Issue in combination with BetterAuth

[laeckerv]

Hi,

I’ve set up Traefik, Keycloak, and traefik-oidc-auth, and I’m trying to authenticate one of my services which is a Next.js application that uses BetterAuth for the authentication part.

What works:
If I disable traefik-oidc-auth, BetterAuth is able to authenticate directly with Keycloak without any issues.

What doesn’t work:
When I access a route protected by the traefik-oidc-auth middleware, I get redirected to Keycloak as expected, and after a successful login, I’m redirected back to the Next.js app (with the correct callback URL).
However, I then receive the following error:

ERROR [Better Auth]: State Mismatch.

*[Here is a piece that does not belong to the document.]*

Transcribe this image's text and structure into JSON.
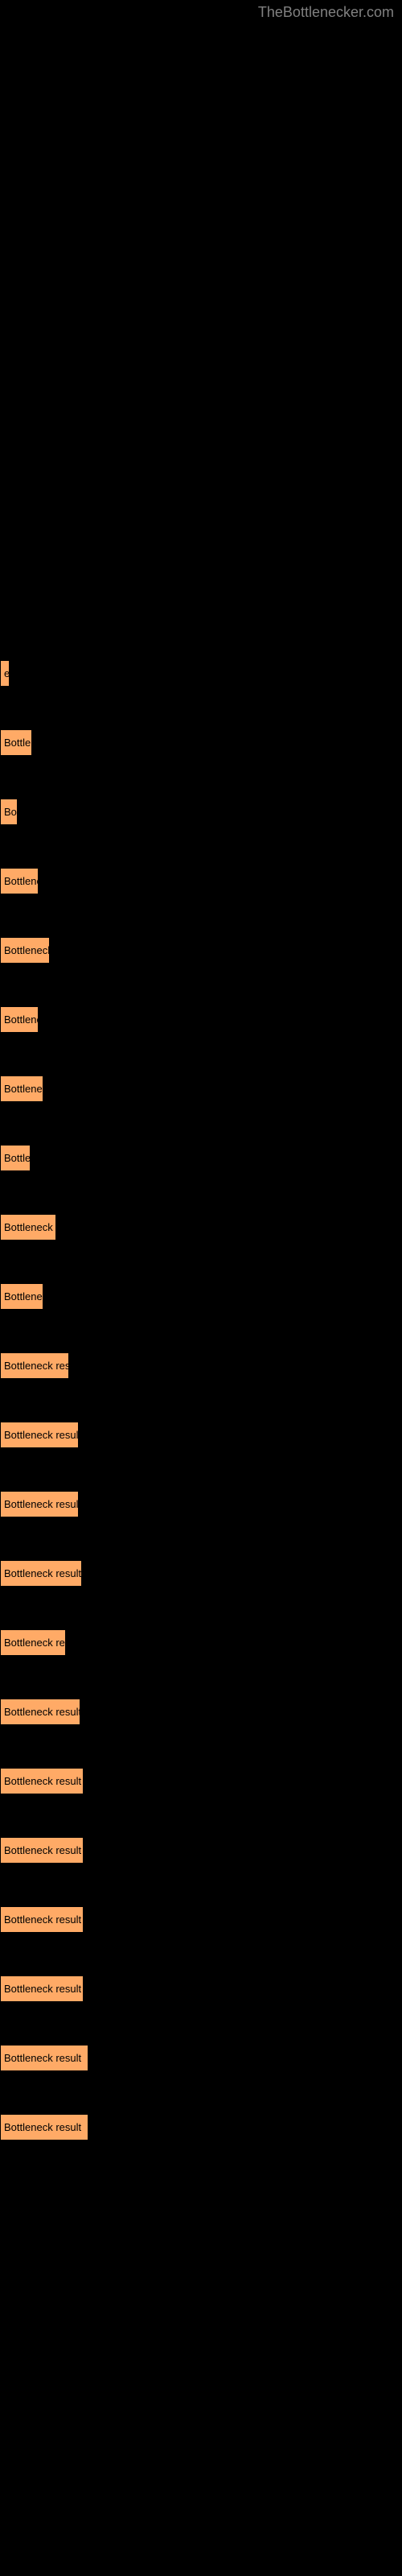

OAuth state cookie not found

This makes sense, since the authentication flow wasn’t initiated by BetterAuth, so the state cookie never existed.

My understanding is that the state cookie is required so the app can verify that the callback corresponds to an authentication request it originally initiated.

Given this, I’m unsure whether traefik-oidc-auth should be responsible for setting such a state cookie, or if this is something I should raise as an issue/discussion in the BetterAuth repository.
Or perhaps I’m misunderstanding something altogether?

[laeckerv]

I just realized from this question that i might have a missunderstanding.

my traefik rule was

• traefik.http.routers.landing_page_demo.rule=Host(${BASE_DOMAIN}) && PathPrefix(/demo)

and in the middleware i had the callback set to

• CallbackUri: "/api/auth/oauth2/callback/keycloak (this is where betterauth is awaiting the callback)

as i thought my app would be responsible for handling the callback.

Thats not correct, right? the oidc middleware deals with the callback via some "overlay magic"?

[sevensolutions]

Yes exactly, the middleware provides an overlay-route for handling the callback. So requests to the CallbackUri are handled by the middleware itself and are never forwarded to the upstream service.
You also need to make sure that the request ist forwarded to the middlewar.
So if you for example constrain the router to PathPrefix(/demo) but configure the CallbackUri to be /api/auth/oauth2/callback/keycloak, it will never reach the middleware.
If you only want to secure a sub-route of your app, you can have a look here: https://traefik-oidc-auth.sevensolutions.cc/docs/config-samples/secured-sub-route

[sevensolutions]

I don't really know BetterAuth but isn't this a full authentication solution for Next.js, handling the whole authentication flow/state cookies etc. on it's own?
This plugin is a different solution which also handles the authentication but transparently to the upstream application.
So basically it is meant to secure applications which do not provide authentication on their own. Eg. static websites.
Therefore the plugin handles the entire auth flow including cookie management but you can forward some user context via header values to your upstream app in case you want to know "who" is logged in.

[laeckerv]

Thank you very much for your response. I really had a misunderstanding here. I changed the setting to let the middleware handle the whole auth process. Works great. Thank you!